Review: "Turning Red"

Turning Red
Posted on 04/01/2022
Review: Tuning in to “Turning Red”
Lili Graff
Staff Writer
[email protected]

Pixar Animation Studios released its newest film “Turning Red” exclusively to Disney Plus on March 11th, 2022. The director of the film, Domee Shi, creates a coming of age adventure that comedically breaks barriers for Asian representation in the film industry.

Turning Red follows the life of thirteen-year-old Meilin Lee, who is balancing the chaos of teenage life and puberty, while simultaneously attempting to remain dutiful to her overbearing mother. As Mei “Mei Mei” comes of age, she inherits a unique family curse that turns her into a giant red panda any time she gets too excited. It perfectly encapsulates the awkwardness and curiosity associated with growing up, as Mei Mei finds herself constantly gushing over teenage boys and boy bands.

In just its first week of release, the 1 hour and 40 minute movie has already received a 95% from the critics of Rotten Tomatoes and earned 4 out of 5 stars from the film reviewers of Common Sense Media.

The film attempts to demonstrate the tension in a Chinese-Canadian household as Mei Mei feels pressured to appease her mother and overachieve in all aspects of life; she especially strives for academic validation in school. Meilin finds outlets of happiness, like her group of girl friends, that help to tame the internalized stress and emotional “red panda” within her.
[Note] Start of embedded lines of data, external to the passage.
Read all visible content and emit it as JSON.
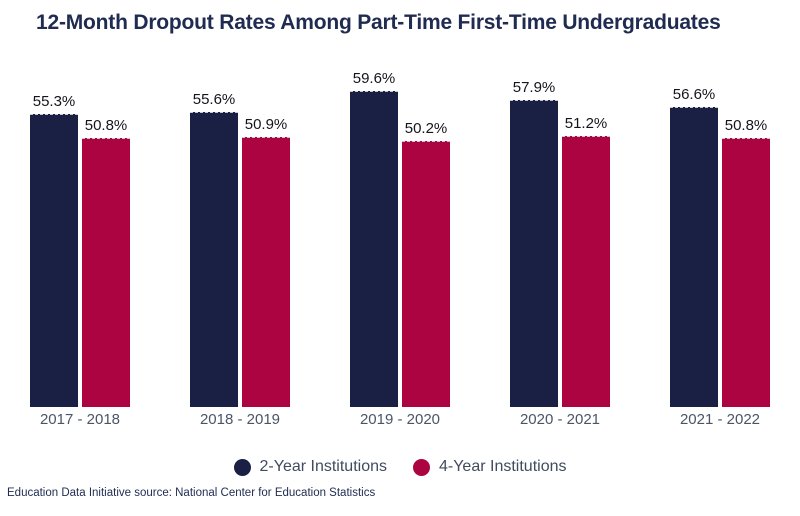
{
  "title": "12-Month Dropout Rates Among Part-Time First-Time Undergraduates",
  "footer": "Education Data Initiative source: National Center for Education Statistics",
  "colors": {
    "navy": "#1a2044",
    "crimson": "#ab0440",
    "title_text": "#202b52",
    "value_label_text": "#14151c",
    "axis_label_text": "#4b5568",
    "legend_text": "#404b60",
    "footer_text": "#1f2c50",
    "background": "#ffffff"
  },
  "chart_data": {
    "type": "bar",
    "title": "12-Month Dropout Rates Among Part-Time First-Time Undergraduates",
    "xlabel": "",
    "ylabel": "",
    "categories": [
      "2017 - 2018",
      "2018 - 2019",
      "2019 - 2020",
      "2020 - 2021",
      "2021 - 2022"
    ],
    "series": [
      {
        "name": "2-Year Institutions",
        "color_key": "navy",
        "values": [
          55.3,
          55.6,
          59.6,
          57.9,
          56.6
        ],
        "labels": [
          "55.3%",
          "55.6%",
          "59.6%",
          "57.9%",
          "56.6%"
        ]
      },
      {
        "name": "4-Year Institutions",
        "color_key": "crimson",
        "values": [
          50.8,
          50.9,
          50.2,
          51.2,
          50.8
        ],
        "labels": [
          "50.8%",
          "50.9%",
          "50.2%",
          "51.2%",
          "50.8%"
        ]
      }
    ],
    "ylim": [
      0,
      63.5
    ],
    "grid": false,
    "value_labels_shown": true,
    "legend_position": "bottom"
  }
}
The accomplishments this film has made for the Asian community in film creation has been significant. Shi is Pixar's first solo female director, and it's the first Asian-led film by the studio. Behind the screen, the cast is composed of a diverse group of Asian actors including Sandra Oh (as Mei Mei’s mother) and Rosalie Chaing (as Mei Mei).
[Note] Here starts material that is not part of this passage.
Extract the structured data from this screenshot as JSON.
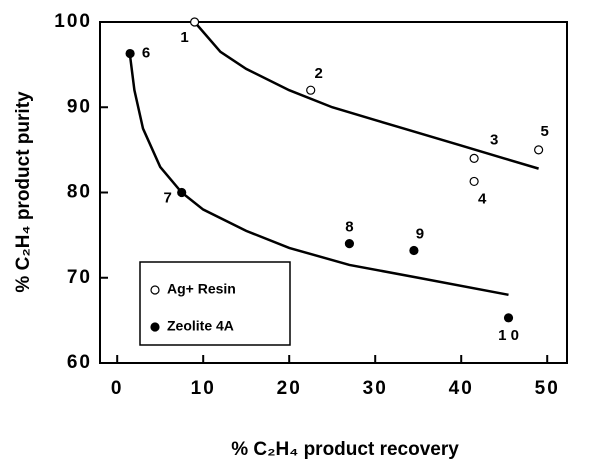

Personally, I found this movie to be delightful for the whole family, young and old. It is extremely witty and entertaining as it enlightens the audience on a culture that does not receive proper representation in the film industry. However, I must warn parents with young children that their are a lot of scenes relating to effects of puberty and sexual curiosity, a normal but offten sensored part of Disney films. If anything, I find it commendable that Shi makes light of topics that others are often too timid to talk about and it normalizes the changing behaviors during adolescence.